20 Another Dreamer { 12.04.14 at 5:20 pm }

We didn’t do IVF, but rather injects/IUI (which comes with the sister issue of, “How many follicles are too many?”) but I never thought about anyone placing the blame for my twins with me or my RE… my RE and I talked about the risks, taking my history into account, and made a mutual decision that we were comfortable with. I agree that there is too much discussion about blame, especially in the media.

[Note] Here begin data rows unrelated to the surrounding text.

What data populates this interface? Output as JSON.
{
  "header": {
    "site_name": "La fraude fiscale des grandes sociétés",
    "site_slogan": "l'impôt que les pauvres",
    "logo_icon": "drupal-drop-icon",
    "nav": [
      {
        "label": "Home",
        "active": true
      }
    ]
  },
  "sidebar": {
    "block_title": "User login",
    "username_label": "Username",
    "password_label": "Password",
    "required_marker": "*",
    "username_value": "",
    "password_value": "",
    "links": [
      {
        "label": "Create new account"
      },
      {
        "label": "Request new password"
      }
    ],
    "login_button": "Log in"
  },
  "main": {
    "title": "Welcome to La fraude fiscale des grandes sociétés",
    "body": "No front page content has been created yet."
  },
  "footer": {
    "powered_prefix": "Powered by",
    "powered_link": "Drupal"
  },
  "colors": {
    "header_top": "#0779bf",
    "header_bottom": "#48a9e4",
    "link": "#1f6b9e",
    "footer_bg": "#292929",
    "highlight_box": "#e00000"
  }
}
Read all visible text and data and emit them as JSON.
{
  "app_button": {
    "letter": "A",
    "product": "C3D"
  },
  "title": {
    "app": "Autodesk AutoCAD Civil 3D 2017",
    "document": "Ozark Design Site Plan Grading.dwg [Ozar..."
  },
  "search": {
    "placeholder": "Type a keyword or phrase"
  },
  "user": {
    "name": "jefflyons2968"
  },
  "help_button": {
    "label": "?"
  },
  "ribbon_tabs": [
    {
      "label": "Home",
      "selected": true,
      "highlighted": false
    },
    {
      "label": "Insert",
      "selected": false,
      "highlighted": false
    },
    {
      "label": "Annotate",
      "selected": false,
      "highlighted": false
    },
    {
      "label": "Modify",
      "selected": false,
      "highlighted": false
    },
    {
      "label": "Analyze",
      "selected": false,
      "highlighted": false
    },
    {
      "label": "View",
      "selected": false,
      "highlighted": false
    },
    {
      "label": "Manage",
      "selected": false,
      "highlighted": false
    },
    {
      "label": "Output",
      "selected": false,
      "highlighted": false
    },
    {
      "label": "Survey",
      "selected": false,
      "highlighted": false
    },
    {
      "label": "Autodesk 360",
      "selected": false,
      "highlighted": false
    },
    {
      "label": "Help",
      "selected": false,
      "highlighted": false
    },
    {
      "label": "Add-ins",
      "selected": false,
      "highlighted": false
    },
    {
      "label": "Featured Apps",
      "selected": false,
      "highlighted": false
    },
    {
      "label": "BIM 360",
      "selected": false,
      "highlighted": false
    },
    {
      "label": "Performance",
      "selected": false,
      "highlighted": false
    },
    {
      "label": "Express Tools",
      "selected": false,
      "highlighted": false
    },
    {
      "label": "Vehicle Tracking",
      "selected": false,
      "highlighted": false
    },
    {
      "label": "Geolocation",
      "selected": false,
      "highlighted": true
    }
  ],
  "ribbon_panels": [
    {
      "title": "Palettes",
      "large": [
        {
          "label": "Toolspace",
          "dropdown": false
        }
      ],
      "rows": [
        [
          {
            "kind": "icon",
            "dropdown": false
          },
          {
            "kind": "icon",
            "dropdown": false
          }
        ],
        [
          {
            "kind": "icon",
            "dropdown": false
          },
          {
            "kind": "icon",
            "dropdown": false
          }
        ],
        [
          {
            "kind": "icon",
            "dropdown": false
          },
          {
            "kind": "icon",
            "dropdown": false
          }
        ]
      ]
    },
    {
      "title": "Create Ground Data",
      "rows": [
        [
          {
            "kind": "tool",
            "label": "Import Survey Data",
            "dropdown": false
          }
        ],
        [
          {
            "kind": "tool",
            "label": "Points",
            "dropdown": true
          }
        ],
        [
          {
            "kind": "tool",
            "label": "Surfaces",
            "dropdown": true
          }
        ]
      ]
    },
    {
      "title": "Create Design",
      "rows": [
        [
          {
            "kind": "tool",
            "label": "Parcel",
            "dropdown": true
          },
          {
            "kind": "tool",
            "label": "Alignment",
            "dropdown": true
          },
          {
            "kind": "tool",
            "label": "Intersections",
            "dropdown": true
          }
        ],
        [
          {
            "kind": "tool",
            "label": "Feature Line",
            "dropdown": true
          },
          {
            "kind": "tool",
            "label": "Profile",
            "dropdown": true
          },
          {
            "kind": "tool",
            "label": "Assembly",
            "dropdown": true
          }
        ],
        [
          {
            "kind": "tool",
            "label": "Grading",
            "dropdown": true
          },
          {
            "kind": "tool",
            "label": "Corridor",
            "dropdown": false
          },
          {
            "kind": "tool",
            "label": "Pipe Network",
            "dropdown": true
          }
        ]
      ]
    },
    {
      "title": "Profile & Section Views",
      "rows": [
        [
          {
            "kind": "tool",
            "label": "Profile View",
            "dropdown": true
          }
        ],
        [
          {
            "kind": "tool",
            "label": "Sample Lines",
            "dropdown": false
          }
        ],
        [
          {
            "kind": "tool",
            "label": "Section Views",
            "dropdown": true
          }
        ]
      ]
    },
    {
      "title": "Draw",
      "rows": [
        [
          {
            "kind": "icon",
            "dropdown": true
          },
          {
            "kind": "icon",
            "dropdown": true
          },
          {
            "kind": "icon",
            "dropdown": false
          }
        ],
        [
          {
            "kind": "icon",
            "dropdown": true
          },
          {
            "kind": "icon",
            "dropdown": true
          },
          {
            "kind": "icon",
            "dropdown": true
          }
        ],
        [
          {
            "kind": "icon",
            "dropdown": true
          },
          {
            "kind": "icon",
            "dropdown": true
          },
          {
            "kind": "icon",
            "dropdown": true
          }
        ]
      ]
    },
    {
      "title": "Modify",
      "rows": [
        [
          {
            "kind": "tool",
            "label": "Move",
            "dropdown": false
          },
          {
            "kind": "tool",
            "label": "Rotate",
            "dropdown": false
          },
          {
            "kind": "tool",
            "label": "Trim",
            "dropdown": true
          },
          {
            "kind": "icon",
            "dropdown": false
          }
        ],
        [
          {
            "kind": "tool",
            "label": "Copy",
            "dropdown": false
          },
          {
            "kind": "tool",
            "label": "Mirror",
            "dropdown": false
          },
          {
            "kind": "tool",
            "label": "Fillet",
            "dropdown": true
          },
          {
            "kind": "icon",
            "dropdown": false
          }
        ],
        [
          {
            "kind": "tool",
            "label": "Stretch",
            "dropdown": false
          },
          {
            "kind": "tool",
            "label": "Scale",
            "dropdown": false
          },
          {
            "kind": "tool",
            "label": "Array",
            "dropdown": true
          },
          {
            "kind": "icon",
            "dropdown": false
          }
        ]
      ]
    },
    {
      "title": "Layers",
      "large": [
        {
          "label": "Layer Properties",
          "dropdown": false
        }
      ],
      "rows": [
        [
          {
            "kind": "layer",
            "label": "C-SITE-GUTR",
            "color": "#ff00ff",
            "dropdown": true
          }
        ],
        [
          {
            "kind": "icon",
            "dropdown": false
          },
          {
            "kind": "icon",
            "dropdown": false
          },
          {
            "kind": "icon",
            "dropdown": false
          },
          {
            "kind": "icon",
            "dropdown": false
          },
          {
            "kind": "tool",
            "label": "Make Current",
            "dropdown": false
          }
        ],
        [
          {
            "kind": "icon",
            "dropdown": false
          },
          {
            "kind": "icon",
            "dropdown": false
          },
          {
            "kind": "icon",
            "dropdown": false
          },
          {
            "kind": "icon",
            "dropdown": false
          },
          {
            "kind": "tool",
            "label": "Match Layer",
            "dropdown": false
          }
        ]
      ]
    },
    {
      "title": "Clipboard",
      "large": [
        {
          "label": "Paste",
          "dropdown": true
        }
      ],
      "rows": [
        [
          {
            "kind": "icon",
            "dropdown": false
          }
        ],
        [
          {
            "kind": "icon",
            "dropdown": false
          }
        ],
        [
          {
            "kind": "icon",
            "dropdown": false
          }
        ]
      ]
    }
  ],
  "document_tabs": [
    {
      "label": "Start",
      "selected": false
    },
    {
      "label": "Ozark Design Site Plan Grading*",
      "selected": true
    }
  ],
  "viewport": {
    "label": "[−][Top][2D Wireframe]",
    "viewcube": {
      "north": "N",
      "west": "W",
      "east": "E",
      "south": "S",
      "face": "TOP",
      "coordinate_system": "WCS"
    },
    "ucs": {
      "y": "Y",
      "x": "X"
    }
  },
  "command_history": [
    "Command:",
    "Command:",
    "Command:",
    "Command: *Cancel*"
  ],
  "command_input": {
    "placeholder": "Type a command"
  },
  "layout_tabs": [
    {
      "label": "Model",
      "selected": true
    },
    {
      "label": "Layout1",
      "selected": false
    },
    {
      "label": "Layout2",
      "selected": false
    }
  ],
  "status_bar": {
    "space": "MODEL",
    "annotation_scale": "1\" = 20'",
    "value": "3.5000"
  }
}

I also think people in general have wildly varying views of the doctor/patient relationship though. Some women think their doctor is in charge. Others think they are in charge of their doctors. I view it as a partnership, where I am ultimately in charge as I am paying for a service and the decisions from said service will affect my health and future.

You are so spot on about making impossible medical choices with our medical team.

21 R { 12.05.14 at 10:11 am }

When we were deciding how many embryos (made with my 41-year-old eggs) to put back, we followed the advice/experience of our RE and the ASRM guidelines http://www.sart.org/uploadedFiles/ASRM_Content/News_and_Publications/Practice_Guidelines/Guidelines_and_Minimum_Standards/Guidelines_on_number_of_embryos%281%29.pdf . We decided to put back all 5 of our embryos that made it to Day 3, and are currently pregnant with a singleton. Had we tried to get to Day 5, maybe we would have had one left to transfer and maybe, if we were very lucky, one to freeze. Would either of those have been the 1 in 5 that was normal, or would we be stimming again right now trying to get a few more of my now 41.5 yo eggs? Transferring 5 Day 3’s we knew there was a chance that we could have ended up with twins, and I was nervous about that at times during the wait for the first u/s, but the more likely outcome was that we would end up with zero. If I was in my 20’s or 30’s, I would have been all for SET, but for women in their early 40’s it doesn’t seem like a very good way to gamble with their remaining eggs.

22 Isabelle { 12.05.14 at 3:55 pm }

I want to thank R from above who posted the ASRM guidelines for the number of embryos to transfer. I am going through exactly the same thing: trying to decide how many embryos to transfer. I was in shock when my RE initially suggested transferring four day-2 embryos. Our recent conversation was another shocker; he wants to transfer six day-2 embryos. I know I am 40 and I have DOR and high FSH so my egg quality may be compromised, and the chances of even having one normal embryo are slim. But the number six is still very shocking. So I am thankful for the guidelines and I am still not going to transfer more than four when it comes time. But in this instance, it shows that it is my RE who is being comfortable with being aggressive with the transfer while I am the one who is hesitant. I want one healthy singleton pregnancy. But I am not blaming my doctor. He knows what he’s doing. But it’s a decision that the patient has to ultimately make.

23 Bronwyn { 12.08.14 at 3:09 am }

Really good point. It should be a shared decision with the doctor in expert/advisory role and willing to take on the responsibility for that. I get that patients have their share, too, but the language needs to reflect a bit more balance.